Loading data as plain text speeds up the load and development process, so the Guerrilla Analyst can get on with the high value work of analyzing the data.

6.9. Common challenges

There is a lot to take in at the Data Load stage. Here are some common challenges encountered with teams and the possible resolutions when thinking about the Guerrilla Analytics principles.

6.9.1. Shouldn’t My Data Preparation for Loading be Reproducible and Documented Too?

Ideally, yes it should. You have to keep in mind one of the overarching Guerrilla Analytics challenges, which is that of limited time. Your objective is always to preserve data provenance despite disruptions and constraints. The main occasion that would cause you to question your steps in preparation for Data Load is if you have discovered severely corrupted data that have to be extracted again or reprepared correctly. At this stage it matters little what the steps in the preparation were. All that matters is that something was broken when going from the raw file in your data folder to the prepared file in your data folder. Time to redo it!

6.9.2. If I’m Adding Metadata Such as Row Number Into My Loaded File, Should I also Add Receipt Date, Author,... etc.?

The answer here is to think about what you most need for maintaining data provenance. Every piece of data has a UID and that UID is contained in the dataset name. The data log contains all the metadata you could possibly want. Include the metadata that will be useful in helping you preserve and report on data provenance. If there are likely to be questions around who provided various pieces of data, then perhaps it is helpful to make that answer available in the DME dataset. If these questions are not likely, then keep it simple and leave that information in the data log where it can be looked up with a small amount of effort. In general, including the data UID is enough to locate all the data tracking information you need.
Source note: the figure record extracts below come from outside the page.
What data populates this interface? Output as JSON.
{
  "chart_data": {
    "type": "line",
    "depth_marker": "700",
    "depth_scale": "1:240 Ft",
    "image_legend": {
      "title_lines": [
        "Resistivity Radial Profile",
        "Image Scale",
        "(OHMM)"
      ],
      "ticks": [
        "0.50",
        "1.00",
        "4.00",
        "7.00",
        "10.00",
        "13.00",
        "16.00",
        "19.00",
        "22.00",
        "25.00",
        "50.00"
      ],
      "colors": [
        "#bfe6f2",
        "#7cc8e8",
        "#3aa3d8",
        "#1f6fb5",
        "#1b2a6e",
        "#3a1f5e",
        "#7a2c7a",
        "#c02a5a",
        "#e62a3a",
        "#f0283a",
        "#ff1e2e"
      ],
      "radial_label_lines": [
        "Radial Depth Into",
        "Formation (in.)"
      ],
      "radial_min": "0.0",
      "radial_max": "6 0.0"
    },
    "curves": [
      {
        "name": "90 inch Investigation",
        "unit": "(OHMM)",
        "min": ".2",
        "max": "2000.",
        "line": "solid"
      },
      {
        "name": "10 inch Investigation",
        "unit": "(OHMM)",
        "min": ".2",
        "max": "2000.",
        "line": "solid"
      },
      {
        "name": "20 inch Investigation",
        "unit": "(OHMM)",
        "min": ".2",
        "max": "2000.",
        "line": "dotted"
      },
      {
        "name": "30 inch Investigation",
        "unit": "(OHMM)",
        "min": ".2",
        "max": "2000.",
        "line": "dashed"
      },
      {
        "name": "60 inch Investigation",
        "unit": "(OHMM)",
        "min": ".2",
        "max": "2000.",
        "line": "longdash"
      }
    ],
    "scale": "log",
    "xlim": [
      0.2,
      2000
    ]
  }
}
6.9.3. Preserving these Crazy File Names is too Awkward. I Don’t Want to Type Long Dataset Names When I Write Code

Unfortunately, losing track of the link between raw data files and loaded datasets is more time-consuming than typing an awkwardly named dataset. Most modern development environments can autocomplete dataset names. All things being equal, data provenance wins here.

6.10. Wrap up

This chapter has discussed the Data Load stage of the Guerrilla Analytics workflow. Having read this chapter, you should now understand:

• The activities that take place during the Data Load stage of the workflow.

• The challenges of a Data Load.

• The common pitfalls and risks associated with data loading. These are:

• Data loss through corruption and truncation.

• Appropriate data preparation for load.

• Location of loaded data in the DME.

You should now have some useful practice tips to help you address the pitfalls of Data Load. Specifically, you know to:

• Minimize data modifications in preparation for load into the DME.

• Prepare a copy of raw data files so that you never modify source data.

• Add identifiers to raw data records before load.

• Prefer Data Loads that map one file to one dataset.

• Preserve the raw file name and data UID in the loaded dataset name.

• Load data as plain text.

You should also be able to counter the common challenges to this chapter’s tips.